Auffälliger grüner Umschlag, auf dem der Weg von Berlin nach Krakow eingezeichnet ist...

Edith, 12, und ihr Bruder, 5, müssen mit ihren Eltern von Berlin nach Krakow umziehen. Keine andere Chance! Die Eltern haben dort ein Haus gekauft. Unglaublich, nach Polen. Keiner in der Schule versteht das. Von Berlin nach Krakau...Und Edith eigentlich auch nicht. Sie verzweifelt fast, denn sie kennt niemanden in Krakow (wie die Stadt auf polnisch heißt; Krakau, in der Nazizeit deutsch besetzt). Auch Polen kennt sie nicht und schon gar nicht die Sprache.
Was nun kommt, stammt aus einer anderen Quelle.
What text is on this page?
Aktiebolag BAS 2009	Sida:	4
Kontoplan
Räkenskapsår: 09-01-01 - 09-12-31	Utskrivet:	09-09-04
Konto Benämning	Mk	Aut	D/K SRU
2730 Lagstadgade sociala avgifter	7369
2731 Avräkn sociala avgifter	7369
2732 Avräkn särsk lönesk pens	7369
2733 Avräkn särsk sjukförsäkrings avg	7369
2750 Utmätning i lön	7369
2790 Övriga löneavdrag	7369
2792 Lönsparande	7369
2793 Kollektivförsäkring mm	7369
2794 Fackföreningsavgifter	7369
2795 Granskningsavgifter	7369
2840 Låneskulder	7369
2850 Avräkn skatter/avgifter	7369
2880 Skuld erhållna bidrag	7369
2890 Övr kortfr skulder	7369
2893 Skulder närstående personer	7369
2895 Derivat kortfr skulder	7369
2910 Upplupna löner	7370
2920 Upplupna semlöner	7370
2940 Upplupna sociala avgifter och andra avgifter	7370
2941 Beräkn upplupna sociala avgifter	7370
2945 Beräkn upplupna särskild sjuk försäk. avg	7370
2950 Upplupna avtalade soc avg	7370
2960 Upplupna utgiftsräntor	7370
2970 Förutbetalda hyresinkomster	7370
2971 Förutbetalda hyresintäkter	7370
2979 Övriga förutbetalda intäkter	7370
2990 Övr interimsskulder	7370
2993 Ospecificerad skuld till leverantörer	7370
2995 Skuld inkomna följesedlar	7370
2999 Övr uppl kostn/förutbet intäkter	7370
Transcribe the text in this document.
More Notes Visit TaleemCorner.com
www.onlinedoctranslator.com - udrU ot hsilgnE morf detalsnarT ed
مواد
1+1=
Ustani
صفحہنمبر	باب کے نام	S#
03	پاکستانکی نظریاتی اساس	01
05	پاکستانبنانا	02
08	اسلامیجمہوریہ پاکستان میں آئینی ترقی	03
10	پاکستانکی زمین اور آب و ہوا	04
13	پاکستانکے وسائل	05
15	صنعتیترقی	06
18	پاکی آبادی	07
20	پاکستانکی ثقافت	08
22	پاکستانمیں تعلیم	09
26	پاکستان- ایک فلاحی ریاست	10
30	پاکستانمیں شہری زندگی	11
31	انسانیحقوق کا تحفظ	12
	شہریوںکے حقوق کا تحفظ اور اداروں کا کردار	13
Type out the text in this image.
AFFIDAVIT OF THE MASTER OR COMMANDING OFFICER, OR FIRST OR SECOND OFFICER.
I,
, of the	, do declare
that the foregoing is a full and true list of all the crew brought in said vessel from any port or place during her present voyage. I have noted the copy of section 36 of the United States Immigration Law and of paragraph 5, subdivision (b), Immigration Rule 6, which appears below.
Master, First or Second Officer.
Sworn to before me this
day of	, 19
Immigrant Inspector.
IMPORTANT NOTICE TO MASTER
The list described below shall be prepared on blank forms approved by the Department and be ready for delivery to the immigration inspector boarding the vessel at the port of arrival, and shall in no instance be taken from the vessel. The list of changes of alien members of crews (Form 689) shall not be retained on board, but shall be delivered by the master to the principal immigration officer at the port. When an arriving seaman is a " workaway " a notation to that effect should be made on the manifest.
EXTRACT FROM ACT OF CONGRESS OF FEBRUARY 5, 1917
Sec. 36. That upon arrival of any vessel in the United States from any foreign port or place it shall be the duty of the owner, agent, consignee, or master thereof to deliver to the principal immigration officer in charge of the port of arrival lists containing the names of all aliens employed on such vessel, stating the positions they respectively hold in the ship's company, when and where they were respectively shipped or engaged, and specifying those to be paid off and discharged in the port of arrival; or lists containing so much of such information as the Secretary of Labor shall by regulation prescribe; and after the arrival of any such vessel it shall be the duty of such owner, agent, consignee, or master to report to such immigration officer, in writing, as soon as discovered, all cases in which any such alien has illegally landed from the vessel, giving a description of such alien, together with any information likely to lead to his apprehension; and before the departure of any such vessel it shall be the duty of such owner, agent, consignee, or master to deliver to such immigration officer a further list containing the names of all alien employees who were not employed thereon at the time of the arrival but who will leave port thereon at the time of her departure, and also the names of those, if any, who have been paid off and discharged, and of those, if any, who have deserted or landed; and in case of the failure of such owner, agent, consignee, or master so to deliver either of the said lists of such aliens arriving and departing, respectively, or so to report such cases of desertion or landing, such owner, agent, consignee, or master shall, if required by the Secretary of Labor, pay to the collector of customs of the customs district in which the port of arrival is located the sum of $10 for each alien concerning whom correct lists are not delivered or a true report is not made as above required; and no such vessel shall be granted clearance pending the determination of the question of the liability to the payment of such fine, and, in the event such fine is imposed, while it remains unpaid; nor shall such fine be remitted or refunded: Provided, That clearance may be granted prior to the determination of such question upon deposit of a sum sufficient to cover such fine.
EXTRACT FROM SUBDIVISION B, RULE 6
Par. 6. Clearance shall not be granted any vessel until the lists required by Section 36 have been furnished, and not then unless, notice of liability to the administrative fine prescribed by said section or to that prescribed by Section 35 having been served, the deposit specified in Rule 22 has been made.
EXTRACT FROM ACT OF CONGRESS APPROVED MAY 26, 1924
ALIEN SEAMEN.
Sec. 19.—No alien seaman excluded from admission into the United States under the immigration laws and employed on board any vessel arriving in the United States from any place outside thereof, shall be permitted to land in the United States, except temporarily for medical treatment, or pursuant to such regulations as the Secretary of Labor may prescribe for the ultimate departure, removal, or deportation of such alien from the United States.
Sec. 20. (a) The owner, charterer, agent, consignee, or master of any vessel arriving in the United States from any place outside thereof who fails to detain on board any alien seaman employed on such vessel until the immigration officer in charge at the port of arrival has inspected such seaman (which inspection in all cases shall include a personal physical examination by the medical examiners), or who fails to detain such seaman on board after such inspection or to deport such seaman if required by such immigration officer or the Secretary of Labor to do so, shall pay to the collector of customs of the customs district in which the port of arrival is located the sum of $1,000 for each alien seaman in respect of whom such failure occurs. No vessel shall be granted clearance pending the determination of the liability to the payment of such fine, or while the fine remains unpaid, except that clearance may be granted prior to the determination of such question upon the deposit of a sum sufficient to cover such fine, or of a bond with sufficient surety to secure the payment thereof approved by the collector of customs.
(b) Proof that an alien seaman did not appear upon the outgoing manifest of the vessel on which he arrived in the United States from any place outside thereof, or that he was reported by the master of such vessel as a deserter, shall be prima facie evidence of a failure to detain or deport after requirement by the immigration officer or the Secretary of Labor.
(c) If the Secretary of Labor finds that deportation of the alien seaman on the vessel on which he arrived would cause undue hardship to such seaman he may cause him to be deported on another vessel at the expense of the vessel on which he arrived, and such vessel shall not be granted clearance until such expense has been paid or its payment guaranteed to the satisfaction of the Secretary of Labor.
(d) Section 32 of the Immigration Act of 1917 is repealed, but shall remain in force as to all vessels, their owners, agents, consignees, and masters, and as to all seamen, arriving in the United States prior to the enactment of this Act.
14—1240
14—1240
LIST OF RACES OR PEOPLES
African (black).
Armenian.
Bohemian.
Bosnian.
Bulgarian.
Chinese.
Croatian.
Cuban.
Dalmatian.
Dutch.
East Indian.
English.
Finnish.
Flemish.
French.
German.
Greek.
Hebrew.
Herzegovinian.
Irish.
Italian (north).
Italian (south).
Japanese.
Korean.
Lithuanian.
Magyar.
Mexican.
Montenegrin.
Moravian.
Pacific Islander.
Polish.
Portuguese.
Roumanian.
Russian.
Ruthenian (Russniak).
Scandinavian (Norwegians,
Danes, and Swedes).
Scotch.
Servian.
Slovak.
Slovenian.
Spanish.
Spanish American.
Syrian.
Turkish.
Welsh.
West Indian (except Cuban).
In Berlin spöttelt man deswegen rum. Selbst polnische Freunde in Berlin verstehen nicht, dass sie nach Polen ziehen. Doch am schlimmsten ist natürlich für Edith, dass sie nun weit weg von ihren besten Freundinnen Anne und Jack sein wird. Das Packen wird beschrieben, die Reise nach Krakow, das Ankommen, das Haus, die Schule, das Erkunden des Umfelds (und ja, es gibt auch eine Beschimpfung durch eine ältere Frau). Mit seltsamen Gefühlen im Bauch, aber auch zunehmenden Mut, findet sich Edith langsam in dem neuen Leben zurecht. Sie findet Freundinnen (Milena, vielleicht auch Pola) und Freunde in Krakow und erlebt Abenteuer. Sie beginnt das Essen zu mögen (hach, diese Sesamkringel) und stürzt sich richtig in das Lernen der Sprache. Und dann gibt es noch dieses eine außerordentliche Erlebnis...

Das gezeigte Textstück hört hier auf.